By Enes Morina

LONDON -- BP tightened rules related to workplace relationships among employees, requiring all staff to disclose intimate relationships at work and mandating that senior leaders disclose any such relationships that have occurred in the last three years.

The move followed the high-profile departure last year of former Chief Executive Bernard Looney, who resigned from the oil giant after the company said he hadn't been fully transparent about past personal relationships with colleagues.

Looney was subsequently classified as "dismissed without notice," a designation BP said at the time was tied to a finding of serious misconduct. That triggered a cutoff of salary, pension and other payments amounting to more than $40 million in lost compensation.

Last year, BP's board reviewed allegations of what it said were Looney's personal relationships with colleagues, based on anonymous information. It said Looney disclosed a small number of such past relationships that occurred before he became CEO. The company later said it determined that information Looney provided was inaccurate and incomplete.

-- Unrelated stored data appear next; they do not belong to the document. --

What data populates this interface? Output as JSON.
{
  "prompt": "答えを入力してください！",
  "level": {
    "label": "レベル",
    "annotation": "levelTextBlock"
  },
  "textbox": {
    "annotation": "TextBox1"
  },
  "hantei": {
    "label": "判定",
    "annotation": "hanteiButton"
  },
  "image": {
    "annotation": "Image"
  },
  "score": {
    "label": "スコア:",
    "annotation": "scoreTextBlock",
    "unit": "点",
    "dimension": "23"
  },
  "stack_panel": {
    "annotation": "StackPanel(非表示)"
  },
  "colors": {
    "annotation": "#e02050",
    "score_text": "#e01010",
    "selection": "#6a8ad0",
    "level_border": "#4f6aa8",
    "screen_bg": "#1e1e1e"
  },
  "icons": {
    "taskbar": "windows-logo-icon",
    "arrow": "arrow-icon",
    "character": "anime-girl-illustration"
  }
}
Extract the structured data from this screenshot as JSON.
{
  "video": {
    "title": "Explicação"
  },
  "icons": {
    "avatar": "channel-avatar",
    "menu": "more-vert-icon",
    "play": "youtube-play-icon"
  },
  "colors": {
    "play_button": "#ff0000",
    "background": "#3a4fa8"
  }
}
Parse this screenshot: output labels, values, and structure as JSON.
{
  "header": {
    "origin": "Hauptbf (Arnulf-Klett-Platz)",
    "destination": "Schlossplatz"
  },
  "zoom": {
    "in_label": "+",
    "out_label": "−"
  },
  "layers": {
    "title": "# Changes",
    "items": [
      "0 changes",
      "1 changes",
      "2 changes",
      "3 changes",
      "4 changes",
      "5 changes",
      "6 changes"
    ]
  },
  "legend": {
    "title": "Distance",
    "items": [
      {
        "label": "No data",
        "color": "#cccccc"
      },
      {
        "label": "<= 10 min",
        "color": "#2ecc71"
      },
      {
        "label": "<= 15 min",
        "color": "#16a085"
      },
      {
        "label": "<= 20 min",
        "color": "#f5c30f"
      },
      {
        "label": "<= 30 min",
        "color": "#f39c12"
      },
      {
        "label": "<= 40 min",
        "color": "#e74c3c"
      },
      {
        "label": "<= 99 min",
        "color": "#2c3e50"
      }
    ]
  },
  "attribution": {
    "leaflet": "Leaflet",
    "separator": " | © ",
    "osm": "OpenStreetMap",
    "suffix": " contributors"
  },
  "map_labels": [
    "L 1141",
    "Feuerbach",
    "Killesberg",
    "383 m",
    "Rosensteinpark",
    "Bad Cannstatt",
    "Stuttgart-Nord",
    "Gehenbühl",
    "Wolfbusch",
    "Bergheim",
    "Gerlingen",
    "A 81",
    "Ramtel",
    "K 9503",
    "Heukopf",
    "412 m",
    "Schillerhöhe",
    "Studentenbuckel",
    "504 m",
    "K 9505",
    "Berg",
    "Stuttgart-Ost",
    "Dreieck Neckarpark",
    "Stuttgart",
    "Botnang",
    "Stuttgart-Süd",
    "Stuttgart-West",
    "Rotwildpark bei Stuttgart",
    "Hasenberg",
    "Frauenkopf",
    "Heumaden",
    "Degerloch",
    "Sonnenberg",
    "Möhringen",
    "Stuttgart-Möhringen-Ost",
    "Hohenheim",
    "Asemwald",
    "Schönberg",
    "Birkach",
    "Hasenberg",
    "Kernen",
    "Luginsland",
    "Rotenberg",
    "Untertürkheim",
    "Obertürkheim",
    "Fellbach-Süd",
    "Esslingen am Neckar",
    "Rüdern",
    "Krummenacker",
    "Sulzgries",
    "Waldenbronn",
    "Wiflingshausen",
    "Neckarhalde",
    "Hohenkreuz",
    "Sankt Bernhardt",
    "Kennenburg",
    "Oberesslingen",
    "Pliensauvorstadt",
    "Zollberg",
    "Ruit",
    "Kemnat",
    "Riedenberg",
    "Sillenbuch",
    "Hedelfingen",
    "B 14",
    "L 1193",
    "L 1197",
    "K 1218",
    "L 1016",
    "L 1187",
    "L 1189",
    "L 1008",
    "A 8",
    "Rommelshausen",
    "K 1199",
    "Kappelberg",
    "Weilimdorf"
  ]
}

The new policy marks a shift from the oil company's previous position, which required workers to reveal office romances if they felt that they could amount to a conflict of interest.

Now, BP staff must disclose all "familial and intimate relationships" at work "whether or not they feel they represent a conflict of interest," BP said in a statement Monday.

BP said that the changes followed a recent review of its policy concerning conflicts of interest at the office, which it said should be "disclosed, recorded and - where appropriate - mitigated."

The more stringent disclosure rules for senior leaders -- a requirement to disclose any intimate relationship going back three years -- will apply to a group of around 4,500 executives out of a global workforce of 90,000 staff. According to BP, any refusal to comply with the new rules could lead to disciplinary action. Executives have three months to comply with the new disclosure rules.

BP said it periodically updates compliance policies and that after a recent refreshment of its code of conduct in January 2023, it had scheduled a review of its conflict of interest policy for this year. It was last updated in 2018, the company said. BP said the review included benchmarking against comparable companies and organizations and what it called a review of good industry practice.